By giving yourself this time off, you’ll be able to keep a steadier energy level and manage stress.
Set up a designated work space
Creating that distinction between your home and office is what most struggle with. To combat this, it’s important to create a designated work space separated from your usual home life. Doing so creates a better work-life balance by separating where you carry out your tasks from where you relax. It doesn’t necessarily need to be an entire office, but can be a spot at the kitchen table or desk in your room.
Whatever it may be, make sure you only work in that spot. When work comes to an end at the end of the day, you’ll have a place you can stand up and walk away from. This allows you to transition into off-hours and truly enjoy the leisure time spent in your home, away from work. Decorate your space to your liking – add plants, candles, flowers and art.
By creating a positive space you’re likely to feel inspired and at ease while working.
It’s no secret that when you have nowhere to be, your mornings are likely to be slow. Working at home requires you take your mornings seriously – get up, get dressed and make your way to your work station. This is perhaps one of the most difficult habits to get into but, once mastered it has the ability to change your work from home experience. Having a sense of seriousness about your work is likely to pay off.
This is not to say that you need to wake up at 4am, exercise, read, meditate and eat all before 6 – it’s about what works for you in regards to your productivity. By creating a structured morning routine it will be easier to let your brain know that it’s now time for work.
Whatever morning routine you find works best for you, make sure to maximize that time, as our minds are freshest at the start of the day.
During this time, it can be incredibly easy to get caught up in your work from home routine, and abandon other facets of your life.
Although being active and socializing is important at any moment in life, it is more so now than ever before. Consider going on a walk, interacting with other people from a distance, feel the sunshine on your skin and boost your serotonin! Getting out and about is a great way to take a break from home and work, and is likely to uplift your mood. Ideally, try get out for some exercise too, as it’s no secret that exercising releases chemicals that improve your mood. You can also take on group exercise activities with friends or family in your city.

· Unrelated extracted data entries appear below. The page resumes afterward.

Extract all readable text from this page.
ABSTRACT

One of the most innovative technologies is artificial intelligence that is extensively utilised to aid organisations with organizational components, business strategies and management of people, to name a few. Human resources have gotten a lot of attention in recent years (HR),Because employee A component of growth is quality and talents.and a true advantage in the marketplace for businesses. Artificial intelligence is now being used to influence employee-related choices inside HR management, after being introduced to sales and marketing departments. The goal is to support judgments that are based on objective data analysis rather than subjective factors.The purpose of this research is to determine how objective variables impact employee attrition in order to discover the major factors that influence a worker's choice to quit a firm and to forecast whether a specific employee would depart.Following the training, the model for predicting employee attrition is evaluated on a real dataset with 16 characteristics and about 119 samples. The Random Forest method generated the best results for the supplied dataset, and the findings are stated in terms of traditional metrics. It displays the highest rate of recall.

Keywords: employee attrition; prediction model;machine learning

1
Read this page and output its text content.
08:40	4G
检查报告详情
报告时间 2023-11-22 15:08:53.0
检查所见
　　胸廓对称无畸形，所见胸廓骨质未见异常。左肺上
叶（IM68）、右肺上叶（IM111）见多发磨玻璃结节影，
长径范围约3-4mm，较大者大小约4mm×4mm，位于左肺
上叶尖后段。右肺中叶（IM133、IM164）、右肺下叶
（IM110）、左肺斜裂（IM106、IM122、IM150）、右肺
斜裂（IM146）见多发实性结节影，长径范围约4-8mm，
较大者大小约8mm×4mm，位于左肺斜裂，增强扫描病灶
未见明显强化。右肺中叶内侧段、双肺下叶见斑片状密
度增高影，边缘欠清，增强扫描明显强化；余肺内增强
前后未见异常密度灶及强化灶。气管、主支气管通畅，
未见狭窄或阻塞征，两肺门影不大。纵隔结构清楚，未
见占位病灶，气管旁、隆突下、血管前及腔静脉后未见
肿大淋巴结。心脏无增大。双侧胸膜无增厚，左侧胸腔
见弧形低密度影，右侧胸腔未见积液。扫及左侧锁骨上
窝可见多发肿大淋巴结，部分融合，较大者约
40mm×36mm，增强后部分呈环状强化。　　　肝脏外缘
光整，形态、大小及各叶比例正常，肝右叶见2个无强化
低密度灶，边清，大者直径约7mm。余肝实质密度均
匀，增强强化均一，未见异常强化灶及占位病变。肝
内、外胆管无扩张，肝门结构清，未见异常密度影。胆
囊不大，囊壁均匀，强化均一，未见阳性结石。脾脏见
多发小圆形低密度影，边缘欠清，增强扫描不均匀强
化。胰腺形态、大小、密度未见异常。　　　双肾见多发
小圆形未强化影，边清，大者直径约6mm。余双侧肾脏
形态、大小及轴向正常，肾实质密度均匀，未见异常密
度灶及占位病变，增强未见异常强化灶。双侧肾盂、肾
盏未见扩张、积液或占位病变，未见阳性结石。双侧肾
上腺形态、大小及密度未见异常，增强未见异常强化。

Making sure to stay social during this time is a detrimental aspect to overall health and productivity. Try and plan regular social events or activities with others as a means to disconnect from work. Although this pandemic may at times feel lonely, we are all experiencing it together – so why not create a small support circle of friends to blow off some steam?
Set up ‘Do Not Disturb’ rules
If you’re working from home, its likely you may not be alone but surrounded by family, roommates, your spouse etc. It’s completely understandable that others engage with you when you are around them, either in an office upstairs or at the kitchen table. While this may have been the case when home was separated from work, it no longer is.
As I’m sure you know, work hours are an incredibly important time that requires a great amount of focus and intent. When your brother, child or roommate disturbs you, this concentration is broken and overall productivity is lost. You’ll then need to refocus your attention which is likely to be broken again at a later time. To avoid this you’ll need to establish firm ‘do not disturb’ rules when you are within your working hours.
It is increasingly important to achieve optimal creativity and productivity during the day, so make sure to set boundaries accordingly. Explain in a patient matter that you cannot be disturbed during a certain time period or perhaps if your door is closed. Set the boundaries that work best for your work schedule.